I like this term “crybullies”, and I wanted to talk a little about this whole thing.

Some part of us seeks out difficulty and conflict.  I think it is the part that sees and feels the transience and precariousness of our “self”.  There is nothing out there.  It is a nothing filled with something, but it does not feel that way.  It feels like fear.  It feels like darkness.
And how to fight it?  Build campfires.  Build a tribe around the campfire.  Build a fight for that tribe to wage so that all the energies latent within them come to the fore, so that they feel powerful, complete, not just as individuals, but as individuals within a larger “self”, a larger organism, something which breathes and exists outside of them.
In the past, mere existence was struggle enough.  A family was not just a social unit, but a necessary economic unit.
As we have succeeded, the struggle to survive has diminished to near nothing, compared to the past.  By and large, the United States has very few working poor with dirt floors, who lack indoor plumbing and electricity, who cannot get access to books and computers.  All of these things make our poor relatively elite compared both to much of the world, and to human history.
So where do you find a struggle?  You invent one.
I might say that the quality of people is in the quality of their struggles, what they choose to fight against, and for.  By that standard, most of the children in our universities are extraordinarily mediocre, and those leading them, even more so.  They are overgrown children, fighting battles which do not need to be fought, on behalf of people they belittle and infantilize in the process of presuming to speak for them, when they should be speaking for themselves.

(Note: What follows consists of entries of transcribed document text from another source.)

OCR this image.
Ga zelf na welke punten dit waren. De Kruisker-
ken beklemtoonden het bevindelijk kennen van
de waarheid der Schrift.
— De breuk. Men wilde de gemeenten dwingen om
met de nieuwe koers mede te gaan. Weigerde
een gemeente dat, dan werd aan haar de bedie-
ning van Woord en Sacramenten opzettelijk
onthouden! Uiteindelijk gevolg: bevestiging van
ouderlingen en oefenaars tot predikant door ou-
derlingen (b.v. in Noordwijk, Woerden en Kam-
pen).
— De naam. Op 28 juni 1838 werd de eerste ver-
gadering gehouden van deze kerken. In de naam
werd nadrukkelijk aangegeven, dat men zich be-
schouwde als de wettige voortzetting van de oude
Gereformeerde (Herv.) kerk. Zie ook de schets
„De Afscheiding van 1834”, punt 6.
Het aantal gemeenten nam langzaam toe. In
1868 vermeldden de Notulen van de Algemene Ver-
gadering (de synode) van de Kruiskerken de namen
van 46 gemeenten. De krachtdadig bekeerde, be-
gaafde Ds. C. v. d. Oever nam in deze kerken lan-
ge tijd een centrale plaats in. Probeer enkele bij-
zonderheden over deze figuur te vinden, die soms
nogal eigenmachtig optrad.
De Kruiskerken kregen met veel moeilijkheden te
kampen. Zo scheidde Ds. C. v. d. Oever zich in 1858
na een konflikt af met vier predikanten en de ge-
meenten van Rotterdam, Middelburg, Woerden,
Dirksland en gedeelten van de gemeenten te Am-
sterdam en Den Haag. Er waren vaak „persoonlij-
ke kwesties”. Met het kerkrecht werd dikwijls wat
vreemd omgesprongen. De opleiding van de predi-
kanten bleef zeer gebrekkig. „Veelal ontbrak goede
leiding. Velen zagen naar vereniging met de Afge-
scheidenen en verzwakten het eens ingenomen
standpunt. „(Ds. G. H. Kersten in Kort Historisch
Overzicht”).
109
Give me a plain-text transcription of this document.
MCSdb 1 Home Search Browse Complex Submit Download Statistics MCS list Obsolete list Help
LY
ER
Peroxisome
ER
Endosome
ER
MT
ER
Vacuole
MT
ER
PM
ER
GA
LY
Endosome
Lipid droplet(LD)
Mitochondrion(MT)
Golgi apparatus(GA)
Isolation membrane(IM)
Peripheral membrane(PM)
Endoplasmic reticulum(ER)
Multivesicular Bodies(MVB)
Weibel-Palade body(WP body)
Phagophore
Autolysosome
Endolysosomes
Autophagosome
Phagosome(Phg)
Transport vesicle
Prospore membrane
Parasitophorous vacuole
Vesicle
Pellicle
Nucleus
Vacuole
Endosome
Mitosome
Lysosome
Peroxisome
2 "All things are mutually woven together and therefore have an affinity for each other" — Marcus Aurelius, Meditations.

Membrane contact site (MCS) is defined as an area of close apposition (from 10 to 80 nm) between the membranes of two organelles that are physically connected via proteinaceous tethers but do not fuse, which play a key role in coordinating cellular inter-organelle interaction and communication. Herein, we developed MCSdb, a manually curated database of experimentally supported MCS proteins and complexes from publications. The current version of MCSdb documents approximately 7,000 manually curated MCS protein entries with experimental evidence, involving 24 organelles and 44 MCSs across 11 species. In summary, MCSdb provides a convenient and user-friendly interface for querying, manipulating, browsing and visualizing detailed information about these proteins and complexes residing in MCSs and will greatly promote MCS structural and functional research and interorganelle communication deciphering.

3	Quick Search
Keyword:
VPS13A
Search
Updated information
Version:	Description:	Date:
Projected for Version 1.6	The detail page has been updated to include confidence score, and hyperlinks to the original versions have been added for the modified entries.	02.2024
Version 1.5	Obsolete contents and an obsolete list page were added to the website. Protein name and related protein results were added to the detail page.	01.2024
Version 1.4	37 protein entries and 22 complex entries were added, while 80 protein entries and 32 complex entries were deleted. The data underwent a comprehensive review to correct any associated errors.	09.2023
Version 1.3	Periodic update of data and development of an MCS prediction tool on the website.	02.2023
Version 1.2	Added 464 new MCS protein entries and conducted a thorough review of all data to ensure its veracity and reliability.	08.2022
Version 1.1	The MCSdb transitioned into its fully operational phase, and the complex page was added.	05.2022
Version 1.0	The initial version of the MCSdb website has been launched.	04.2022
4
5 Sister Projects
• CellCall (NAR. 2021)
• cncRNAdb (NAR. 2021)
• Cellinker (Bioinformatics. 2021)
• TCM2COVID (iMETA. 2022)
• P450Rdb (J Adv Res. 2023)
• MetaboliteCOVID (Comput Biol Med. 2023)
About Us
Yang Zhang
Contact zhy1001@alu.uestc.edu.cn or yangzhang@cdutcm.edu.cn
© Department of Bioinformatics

Is DeShaun–a high school drop out, son of a woman who got pregnant at 19 and whose father abandoned him, and seemingly sentenced to working for close to minimum wage at shit jobs for life–helped by these protests?  Does the crime in his neighborhood diminish?  Do all his emotional scars disappear?  Is he truly empowered in any way to go back to school, get his GED, go to college, get his degree, and set off for a middle class life?
Or is it stupid white people doing stupid white people shit?  I’m going to go with number 2: stupid shit.